In May, Starwood foreclosed on the $42 million loan backing a two-story retail building in downtown Chicago. Paniry said the property was appraised at the same amount, and that it plans to lease the property and sell it. 

Starwood is working toward being fully repaid for remaining REO (real estate-owned) properties, Paniry added. Last year, the firm acquired through foreclosure the Broadway Trade Center in downtown Los Angeles, the trophy property Joel Schreiber lost after bankruptcy and a failed sale. 

“During the quarter, we recorded a $24 million gap impairment against the building in LA that we foreclosed on six months ago,” Paniry said. “We began evaluating alternate paths for this asset during the quarter, some of which were at our bases and others which were not. Given the range of potential outcomes, we determined that a reserve was appropriate.” 

Starwood downgraded three loans in the second quarter, including a $252 million office loan in Houston that matures in September. If the borrower can’t recapitalize, Starwood president Jeff DiModica said the firm “will be prepared to take title at maturity.” The property is 67 percent leased and “won’t need significant incremental leasing or reduction in borrowing costs for us to recover our bases,” he said. 
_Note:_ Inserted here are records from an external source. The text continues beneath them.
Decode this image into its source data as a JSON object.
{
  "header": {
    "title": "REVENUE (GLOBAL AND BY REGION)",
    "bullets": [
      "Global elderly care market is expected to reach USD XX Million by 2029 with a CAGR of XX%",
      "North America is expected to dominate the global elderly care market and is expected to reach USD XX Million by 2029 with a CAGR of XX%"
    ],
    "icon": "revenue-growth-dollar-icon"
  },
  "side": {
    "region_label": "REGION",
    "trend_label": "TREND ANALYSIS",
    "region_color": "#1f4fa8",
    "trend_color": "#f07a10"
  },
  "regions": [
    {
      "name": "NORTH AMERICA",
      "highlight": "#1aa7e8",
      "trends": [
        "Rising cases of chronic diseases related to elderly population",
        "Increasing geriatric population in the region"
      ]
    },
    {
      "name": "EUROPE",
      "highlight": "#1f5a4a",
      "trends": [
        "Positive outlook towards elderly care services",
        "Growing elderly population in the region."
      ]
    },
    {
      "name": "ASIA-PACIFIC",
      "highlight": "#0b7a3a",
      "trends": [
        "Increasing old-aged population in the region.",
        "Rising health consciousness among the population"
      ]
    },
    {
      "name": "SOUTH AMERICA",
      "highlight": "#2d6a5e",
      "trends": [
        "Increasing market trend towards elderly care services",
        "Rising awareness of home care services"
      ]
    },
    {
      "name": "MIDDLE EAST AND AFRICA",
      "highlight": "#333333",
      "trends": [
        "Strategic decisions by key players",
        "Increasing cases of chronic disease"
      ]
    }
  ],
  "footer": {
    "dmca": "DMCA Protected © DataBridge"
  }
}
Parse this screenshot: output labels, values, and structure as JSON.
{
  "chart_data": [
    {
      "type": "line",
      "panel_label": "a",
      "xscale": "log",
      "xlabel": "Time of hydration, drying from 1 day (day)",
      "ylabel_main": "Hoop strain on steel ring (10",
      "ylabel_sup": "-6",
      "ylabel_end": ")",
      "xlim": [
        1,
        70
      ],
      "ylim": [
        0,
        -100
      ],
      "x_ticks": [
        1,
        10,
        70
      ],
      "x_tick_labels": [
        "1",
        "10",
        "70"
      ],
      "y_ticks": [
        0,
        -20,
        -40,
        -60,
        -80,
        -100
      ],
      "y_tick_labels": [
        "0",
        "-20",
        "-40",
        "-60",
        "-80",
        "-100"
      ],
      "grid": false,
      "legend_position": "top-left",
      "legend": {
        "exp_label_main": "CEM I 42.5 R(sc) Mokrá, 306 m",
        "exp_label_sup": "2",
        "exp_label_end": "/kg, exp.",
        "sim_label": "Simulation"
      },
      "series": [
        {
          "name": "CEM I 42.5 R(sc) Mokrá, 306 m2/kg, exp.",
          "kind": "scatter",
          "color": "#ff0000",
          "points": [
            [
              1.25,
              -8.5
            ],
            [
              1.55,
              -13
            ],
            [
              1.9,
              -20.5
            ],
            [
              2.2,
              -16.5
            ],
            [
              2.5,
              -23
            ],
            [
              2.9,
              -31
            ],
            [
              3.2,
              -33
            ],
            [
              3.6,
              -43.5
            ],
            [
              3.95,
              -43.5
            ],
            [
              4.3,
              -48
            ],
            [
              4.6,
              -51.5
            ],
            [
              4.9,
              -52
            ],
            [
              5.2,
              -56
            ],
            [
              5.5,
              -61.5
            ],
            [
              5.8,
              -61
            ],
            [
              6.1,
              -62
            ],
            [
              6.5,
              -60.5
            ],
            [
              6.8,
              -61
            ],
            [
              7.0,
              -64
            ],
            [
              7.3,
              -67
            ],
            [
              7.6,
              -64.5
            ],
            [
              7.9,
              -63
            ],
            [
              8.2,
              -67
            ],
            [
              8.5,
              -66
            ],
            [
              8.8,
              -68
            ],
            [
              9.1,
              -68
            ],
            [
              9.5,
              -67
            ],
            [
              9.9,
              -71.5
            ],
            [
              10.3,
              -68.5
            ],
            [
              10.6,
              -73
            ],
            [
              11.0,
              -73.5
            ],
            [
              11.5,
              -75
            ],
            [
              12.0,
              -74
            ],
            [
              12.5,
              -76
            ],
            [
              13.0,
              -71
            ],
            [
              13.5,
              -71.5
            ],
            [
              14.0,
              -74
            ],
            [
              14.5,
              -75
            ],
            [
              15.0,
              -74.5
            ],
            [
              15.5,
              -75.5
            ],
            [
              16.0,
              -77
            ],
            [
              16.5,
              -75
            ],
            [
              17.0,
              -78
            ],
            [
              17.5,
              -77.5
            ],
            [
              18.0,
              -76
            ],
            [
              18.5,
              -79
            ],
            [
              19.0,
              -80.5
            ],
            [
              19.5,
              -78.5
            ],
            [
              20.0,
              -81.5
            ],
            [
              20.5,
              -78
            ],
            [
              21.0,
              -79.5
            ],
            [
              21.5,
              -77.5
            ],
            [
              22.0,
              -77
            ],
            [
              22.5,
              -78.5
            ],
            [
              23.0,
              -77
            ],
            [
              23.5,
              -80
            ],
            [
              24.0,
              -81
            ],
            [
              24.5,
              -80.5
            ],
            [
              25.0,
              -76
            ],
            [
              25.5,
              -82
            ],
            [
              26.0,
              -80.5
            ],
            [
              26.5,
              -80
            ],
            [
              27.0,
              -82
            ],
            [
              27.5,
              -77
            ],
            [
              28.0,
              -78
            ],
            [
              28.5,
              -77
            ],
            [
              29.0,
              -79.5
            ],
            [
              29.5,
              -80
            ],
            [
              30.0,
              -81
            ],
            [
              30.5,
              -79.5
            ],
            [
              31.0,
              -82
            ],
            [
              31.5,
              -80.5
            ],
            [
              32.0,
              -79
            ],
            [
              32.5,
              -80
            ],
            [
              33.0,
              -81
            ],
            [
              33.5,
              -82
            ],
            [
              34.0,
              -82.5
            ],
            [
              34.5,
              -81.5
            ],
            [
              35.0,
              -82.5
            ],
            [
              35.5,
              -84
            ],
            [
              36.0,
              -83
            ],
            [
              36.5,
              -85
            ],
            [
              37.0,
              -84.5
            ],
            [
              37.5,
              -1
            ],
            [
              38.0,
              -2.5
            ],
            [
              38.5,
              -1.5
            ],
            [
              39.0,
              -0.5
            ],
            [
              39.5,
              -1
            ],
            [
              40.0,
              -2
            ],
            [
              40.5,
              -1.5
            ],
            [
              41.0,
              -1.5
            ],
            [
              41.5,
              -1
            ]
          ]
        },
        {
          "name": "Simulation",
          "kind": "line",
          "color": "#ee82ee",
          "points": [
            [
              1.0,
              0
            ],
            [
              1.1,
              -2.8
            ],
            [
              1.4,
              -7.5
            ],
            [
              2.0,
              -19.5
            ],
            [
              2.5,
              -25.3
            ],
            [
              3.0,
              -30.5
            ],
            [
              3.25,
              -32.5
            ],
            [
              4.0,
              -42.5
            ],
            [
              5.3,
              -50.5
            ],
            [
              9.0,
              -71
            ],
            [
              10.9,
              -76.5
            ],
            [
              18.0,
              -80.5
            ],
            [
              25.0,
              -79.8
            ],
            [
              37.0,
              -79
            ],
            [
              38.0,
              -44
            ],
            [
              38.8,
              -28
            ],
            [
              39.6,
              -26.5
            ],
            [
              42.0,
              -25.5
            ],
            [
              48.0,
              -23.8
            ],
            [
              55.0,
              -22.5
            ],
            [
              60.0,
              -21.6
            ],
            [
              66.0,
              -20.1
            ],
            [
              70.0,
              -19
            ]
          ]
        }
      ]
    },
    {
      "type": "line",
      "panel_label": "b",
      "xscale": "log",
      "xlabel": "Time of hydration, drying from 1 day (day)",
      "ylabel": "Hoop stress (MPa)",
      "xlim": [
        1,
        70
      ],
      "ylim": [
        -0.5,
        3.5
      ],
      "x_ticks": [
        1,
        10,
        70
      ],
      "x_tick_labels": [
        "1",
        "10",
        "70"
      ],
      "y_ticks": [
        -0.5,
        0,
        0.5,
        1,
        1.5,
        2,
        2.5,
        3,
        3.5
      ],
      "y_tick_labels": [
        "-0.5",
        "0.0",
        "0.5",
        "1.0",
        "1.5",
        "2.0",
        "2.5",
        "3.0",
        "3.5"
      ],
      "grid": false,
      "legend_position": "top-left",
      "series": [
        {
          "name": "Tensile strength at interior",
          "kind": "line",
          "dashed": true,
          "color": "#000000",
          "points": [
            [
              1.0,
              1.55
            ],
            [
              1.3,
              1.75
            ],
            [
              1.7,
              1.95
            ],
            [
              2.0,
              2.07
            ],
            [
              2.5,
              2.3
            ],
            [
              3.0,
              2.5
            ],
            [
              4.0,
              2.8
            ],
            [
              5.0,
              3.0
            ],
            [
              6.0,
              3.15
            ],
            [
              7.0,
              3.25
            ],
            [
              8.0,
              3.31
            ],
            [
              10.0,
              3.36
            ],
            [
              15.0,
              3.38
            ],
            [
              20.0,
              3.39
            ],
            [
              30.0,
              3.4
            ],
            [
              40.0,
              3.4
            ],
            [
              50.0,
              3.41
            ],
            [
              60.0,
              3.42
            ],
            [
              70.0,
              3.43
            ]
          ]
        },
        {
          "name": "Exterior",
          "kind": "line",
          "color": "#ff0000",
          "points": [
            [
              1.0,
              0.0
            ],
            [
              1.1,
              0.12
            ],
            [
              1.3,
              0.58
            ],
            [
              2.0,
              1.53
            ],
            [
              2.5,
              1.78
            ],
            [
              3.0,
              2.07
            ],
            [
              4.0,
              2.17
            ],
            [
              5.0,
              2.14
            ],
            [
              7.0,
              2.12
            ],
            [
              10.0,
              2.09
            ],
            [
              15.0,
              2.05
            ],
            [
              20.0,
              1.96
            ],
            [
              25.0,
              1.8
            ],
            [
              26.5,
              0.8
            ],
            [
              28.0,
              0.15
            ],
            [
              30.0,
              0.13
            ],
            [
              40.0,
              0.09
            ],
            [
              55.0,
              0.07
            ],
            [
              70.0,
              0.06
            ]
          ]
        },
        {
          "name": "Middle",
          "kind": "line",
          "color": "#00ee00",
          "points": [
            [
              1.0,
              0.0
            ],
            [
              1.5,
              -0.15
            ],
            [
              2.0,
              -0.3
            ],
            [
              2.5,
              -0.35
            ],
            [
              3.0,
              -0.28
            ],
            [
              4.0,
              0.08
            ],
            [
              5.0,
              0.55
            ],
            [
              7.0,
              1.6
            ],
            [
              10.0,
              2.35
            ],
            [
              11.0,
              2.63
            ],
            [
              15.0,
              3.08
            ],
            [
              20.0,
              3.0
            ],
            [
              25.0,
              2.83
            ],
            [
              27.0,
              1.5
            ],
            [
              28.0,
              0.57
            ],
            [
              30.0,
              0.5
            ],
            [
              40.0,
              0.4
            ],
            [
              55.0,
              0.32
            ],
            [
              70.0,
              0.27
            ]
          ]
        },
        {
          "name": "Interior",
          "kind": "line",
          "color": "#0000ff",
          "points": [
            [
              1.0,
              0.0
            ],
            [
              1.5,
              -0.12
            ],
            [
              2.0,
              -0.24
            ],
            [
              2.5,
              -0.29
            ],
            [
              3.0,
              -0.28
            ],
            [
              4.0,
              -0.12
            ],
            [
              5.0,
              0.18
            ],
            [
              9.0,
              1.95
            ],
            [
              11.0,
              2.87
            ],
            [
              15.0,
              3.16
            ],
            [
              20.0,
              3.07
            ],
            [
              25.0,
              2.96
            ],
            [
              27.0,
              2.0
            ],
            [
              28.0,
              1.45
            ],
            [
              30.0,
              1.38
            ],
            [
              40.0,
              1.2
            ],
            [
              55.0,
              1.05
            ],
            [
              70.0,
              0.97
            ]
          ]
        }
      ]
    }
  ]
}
Again, Sternlicht and other company executives emphasized Starwood’s position compared to its competitors. The REIT is “kind of foaming at the mouth” to deploy capital. LNR, its special servicing platform, is Starwood’s secret sauce, Sternlicht said. 

“We are going to get a front row seat to trillions of real estate that will have to be restructured and hopefully will continue to build even a bigger book,” he said.  

He also was confident in Starwood’s non-income producing assets “because there’s a lot of equity capital tied up in them.”

“We can sell or refinance them or get out of these assets, we will have another 20 plus cents of earnings power, which is material for our company, just deploying capital in today’s environment the safe way.”